Baut man mehr, gibt es auf einmal auch Geld vom Freistaat

Dennoch habe die Verwaltung einen Plan ersonnen, um die Kosten für die Minimalvariante zu senken: Man baut einfach mehr. „Das klingt erst einmal absurd“, meinte Kreiskämmerer Norbert Merk. Aber der Freistaat mache Fördermittel locker, wenn man eine Generalsanierung beginne. Mindestens 25 Prozent der Gesamtkosten müssten dabei in einem Abschnitt erledigt werden.

In genauen Zahlen: für die geplante Minimalvariante, die acht Millionen Euro kosten würde, gibt es keinen Zuschuss vom Land. Wenn man aber jetzt gleich noch die Sanitäranlagen auf Vordermann bringen würde – „die haben es auch bitter nötig“, sagte Steinbach –, dann würde man über die 25 Prozent der Gesamtkosten einer Generalsanierung kommen und der Freistaat würde ein Drittel der Kosten mitfinanzieren.
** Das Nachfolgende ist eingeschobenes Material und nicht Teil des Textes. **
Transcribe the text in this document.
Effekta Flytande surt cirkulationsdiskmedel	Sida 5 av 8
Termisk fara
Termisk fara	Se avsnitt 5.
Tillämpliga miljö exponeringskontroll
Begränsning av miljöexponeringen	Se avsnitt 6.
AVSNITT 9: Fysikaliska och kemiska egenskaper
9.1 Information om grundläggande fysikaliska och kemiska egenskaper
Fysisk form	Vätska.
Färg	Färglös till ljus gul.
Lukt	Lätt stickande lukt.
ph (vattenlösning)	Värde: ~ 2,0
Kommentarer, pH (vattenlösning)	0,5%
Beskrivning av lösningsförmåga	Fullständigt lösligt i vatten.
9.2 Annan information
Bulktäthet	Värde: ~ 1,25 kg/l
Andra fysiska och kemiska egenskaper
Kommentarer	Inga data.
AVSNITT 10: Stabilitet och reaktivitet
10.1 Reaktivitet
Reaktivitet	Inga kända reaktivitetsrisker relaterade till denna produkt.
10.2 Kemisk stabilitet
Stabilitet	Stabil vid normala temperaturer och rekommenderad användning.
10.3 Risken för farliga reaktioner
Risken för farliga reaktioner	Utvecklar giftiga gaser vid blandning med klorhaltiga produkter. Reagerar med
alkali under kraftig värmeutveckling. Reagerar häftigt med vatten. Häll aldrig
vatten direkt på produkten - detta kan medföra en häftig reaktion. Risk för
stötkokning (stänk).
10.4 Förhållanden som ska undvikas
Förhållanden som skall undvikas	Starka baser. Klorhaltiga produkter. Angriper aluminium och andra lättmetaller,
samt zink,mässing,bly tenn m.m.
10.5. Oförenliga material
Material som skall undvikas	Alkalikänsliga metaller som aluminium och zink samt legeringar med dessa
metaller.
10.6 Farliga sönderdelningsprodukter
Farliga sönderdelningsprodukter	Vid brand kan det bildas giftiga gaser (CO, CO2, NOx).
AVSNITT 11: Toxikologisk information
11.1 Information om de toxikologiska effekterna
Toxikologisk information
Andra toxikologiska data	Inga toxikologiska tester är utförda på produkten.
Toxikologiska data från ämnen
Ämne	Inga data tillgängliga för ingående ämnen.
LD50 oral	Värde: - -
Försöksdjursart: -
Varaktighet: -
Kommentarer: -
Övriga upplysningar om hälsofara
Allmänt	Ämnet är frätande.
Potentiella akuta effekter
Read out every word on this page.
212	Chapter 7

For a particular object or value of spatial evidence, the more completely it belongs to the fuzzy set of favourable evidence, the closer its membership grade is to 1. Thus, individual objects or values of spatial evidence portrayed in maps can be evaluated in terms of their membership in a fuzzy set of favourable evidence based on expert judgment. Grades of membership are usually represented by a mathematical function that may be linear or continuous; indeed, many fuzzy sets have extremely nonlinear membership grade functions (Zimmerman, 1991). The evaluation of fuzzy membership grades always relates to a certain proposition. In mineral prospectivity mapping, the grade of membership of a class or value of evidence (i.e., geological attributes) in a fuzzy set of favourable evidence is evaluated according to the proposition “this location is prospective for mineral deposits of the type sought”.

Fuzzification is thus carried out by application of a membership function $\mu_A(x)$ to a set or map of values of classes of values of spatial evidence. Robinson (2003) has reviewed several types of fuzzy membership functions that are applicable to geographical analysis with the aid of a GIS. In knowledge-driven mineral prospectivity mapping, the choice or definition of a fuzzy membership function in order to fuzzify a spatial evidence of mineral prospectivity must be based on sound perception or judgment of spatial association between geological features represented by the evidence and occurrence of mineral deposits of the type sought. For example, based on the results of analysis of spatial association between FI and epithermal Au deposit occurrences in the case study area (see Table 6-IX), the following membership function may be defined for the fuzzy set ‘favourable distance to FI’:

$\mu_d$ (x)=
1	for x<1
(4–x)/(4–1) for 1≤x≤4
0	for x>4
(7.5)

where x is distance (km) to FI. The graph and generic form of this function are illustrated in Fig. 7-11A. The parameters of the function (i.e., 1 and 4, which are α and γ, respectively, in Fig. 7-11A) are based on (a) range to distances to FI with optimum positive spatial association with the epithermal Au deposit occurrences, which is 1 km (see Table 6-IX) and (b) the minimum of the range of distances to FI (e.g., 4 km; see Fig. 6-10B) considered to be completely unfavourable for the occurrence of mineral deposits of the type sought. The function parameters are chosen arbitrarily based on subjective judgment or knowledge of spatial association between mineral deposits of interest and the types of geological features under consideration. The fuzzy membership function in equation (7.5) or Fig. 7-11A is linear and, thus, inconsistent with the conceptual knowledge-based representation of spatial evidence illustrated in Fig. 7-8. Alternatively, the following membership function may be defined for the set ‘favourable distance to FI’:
Der Landkreis zahlt weniger und bekommt wie bei den Marktschreiern noch neue Gratis-Klos obendrauf.

Das gefiel den Mitgliedern des Kreisausschusses. Als „absolut richtigen Weg“ bezeichnete Markus Bader (SPD/Rottenbuch) nicht nur den Kniff, um doch noch an Fördermittel zu kommen, sondern auch die Entscheidung, die FOS/BOS zu stärken. „Dadurch werden flexible Bildungskarrieren ermöglicht und nicht jeder muss nach der vierten Klasse aufs Gymnasium wechseln“, sagte er.

FOS/BOS soll die Werkstätten in der neuen Berufsschule mitbenutzen

Karl-Heinz Grehl (Grüne/Weilheim) kritisierte, dass die Schulleitung der FOS/BOS in einem Schreiben an den Landkreis die Verantwortung für die Betriebssicherheit des Schulgebäudes mit Verweis auf die Baumängel ablehne: „Mal ganz abgesehen davon, dass der Landkreis die Verantwortung für die Betriebssicherheit trägt und nicht die Schulleitung: Wenn es so schlimm ist, sollen sie halt die Arbeiten einstellen und kein Risiko für die Schüler eingehen.“ Steinbach versicherte daraufhin, dass „keine ganz akute Gefahr für die Schüler besteht“.

Grehl regte auch an, dass die Schüler von der FOS/BOS die nagelneuen Werkstätten im Berufsschulzentrum am Narbonner Ring mitbenutzen könnten. Dann könne man sich die Kosten für die Sanierung der alten Berufsschul-Werkstätten sparen. Ganz würde das nicht funktionieren, entgegnete Steinbach. Aber man wolle das Gespräch mit den beiden Schulleitern suchen und schauen, wo sich Synergien finden ließen. „Vielleicht lässt sich so die erste Million Euro sparen“, gab sich der Fachmann zuversichtlich.

Am Ende empfahl der Kreisausschuss einstimmig dem Kreistag, bei seiner Juli-Sitzung die nächsten Schritte der Sanierung der ehemaligen Berufsschule zu planen. Dabei soll besonderes Augenmerk darauf gelegt werden, die Förderkriterien zu erfüllen und dadurch den Eigenanteil zu senken.